Location
- 961 County Road 1143 Tyler, Texas 75704 United States
- Coordinates: 32°21′29″N 95°23′25″W﻿ / ﻿32.3581°N 95.3904°W

Information
- Type: Private Christian
- Motto: Discipling the Nations through Education
- Religious affiliation: Evangelical Christian
- Founder: Barbara Kilkenny
- NCES School ID: A9503964
- Principal: Rachel Wigent
- Teaching staff: 28.6 (FTE) (2019–20)
- Grades: K-12
- Enrollment: 222 (2019–20)
- Student to teacher ratio: 7.8 (2019–20)
- Colors: Red & White
- Athletics conference: Texas Christian Athletic League, Texas Eastern Conference
- Mascot: Patriots
- Website: chstyler.org

= Christian Heritage School (Tyler, Texas) =

Christian Heritage School is a private, coeducational, college preparatory Christian school located in Tyler, Texas. The school houses grades from Kindergarten to Grade 12 and currently has a total school enrollment of approximately 100 students.

==School history==
In the late 1970s, the evangelical Christian organization Youth With a Mission decided to establish a school for children to serve the greater Tyler, Texas area. The organization purchased a school building and site in the Dixie neighborhood of Southwest Tyler, directly behind Tyler Pounds Field Airport. The name of the school was Dixie School and had been built as a WPA project during the 1940s and had served the immediate area for almost 40 years. The building was purchased from Tyler Independent School District after TISD built the new (and current) Dixie Elementary School, roughly three miles from the old location. YWAM took the school and worked to restore it. The school was renovated to keep the older educational look to it while bringing in modern renovations. The old Dixie School football field was converted to a soccer pitch, and the gymnasium would have a chemistry lab installed inside and locker rooms and weight rooms were added in the second level of the gymnasium. New playground equipment was installed for elementary students and a cafe was built for students to eat lunch in. The school opened officially in 1980.

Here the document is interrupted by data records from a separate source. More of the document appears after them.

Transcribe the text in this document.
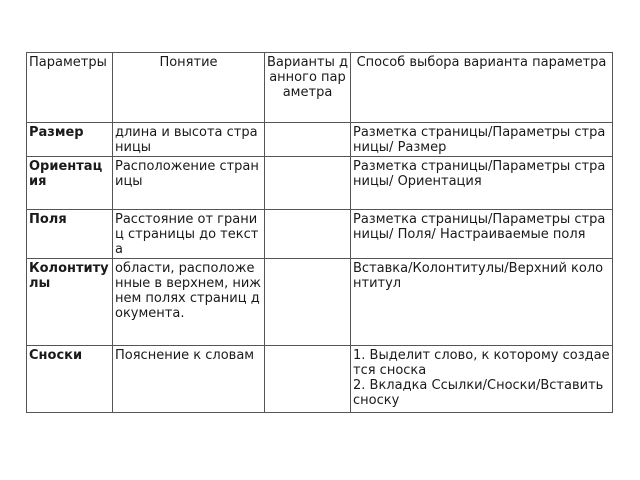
Параметры	Понятие	Варианты данного параметра	Способ выбора варианта параметра
Размер	длина и высота страницы		Разметка страницы/Параметры страницы/ Размер
Ориентация	Расположение страницы		Разметка страницы/Параметры страницы/ Ориентация
Поля	Расстояние от границ страницы до текста		Разметка страницы/Параметры страницы/ Поля/ Настраиваемые поля
Колонтитулы	области, расположенные в верхнем, нижнем полях страниц документа.		Вставка/Колонтитулы/Верхний колонтитул
Сноски	Пояснение к словам		1. Выделит слово, к которому создается сноска
2. Вкладка Ссылки/Сноски/Вставить сноску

In the Spring of 2016, James Kilkenny, who had been the Headmaster for almost 36 years, died suddenly. His wife, Barbara Kilkenny, was named Headmistress. Jeff Schapansky who has been the most recent principal at CHS has recently taken a position with another Principle Approach K-12 school in Oklahoma. Rachel Wigent has taken the new role of principal at CHS beginning in 2025 to current.

==Academics==
CHS has a college preparatory, Christian-centered education. CHS adheres to the Principle Approach education model which their teachers are trained in through ongoing teacher training events, or from the Teachers of the Nations programs run by Youth With A Mission. The standards for admission are somewhat high, as students applying must score at least one grade level on a standardized admission test which is administered prior to being accepted.

Most teachers are from other parts of the country and the world, and as part of becoming full-fledged internationally practiced teachers are not paid for their teaching duties. They rely on donations from school benefactors or sponsors affiliated with YWAM for income. Despite this arrangement, many teachers stay at CHS if they find steady income and continue to teach for many years.

==Athletics==
High school sports include Men's Soccer, Women's Volleyball, Men's and Women's Cross Country, Men's and Women's basketball, Men's and Women's Track and Field, and Men's and Women's Tennis.

The Men's soccer team has been playing for 25 years and have won more than a dozen conference championships, six state championships, and three private school national titles.

==Notable alumni==
- Morgan Wade- BMX Rider who has participated in the X-Games. Wade Attended CHS from 1997 to 1999 and played a striker on the Patriot Soccer team.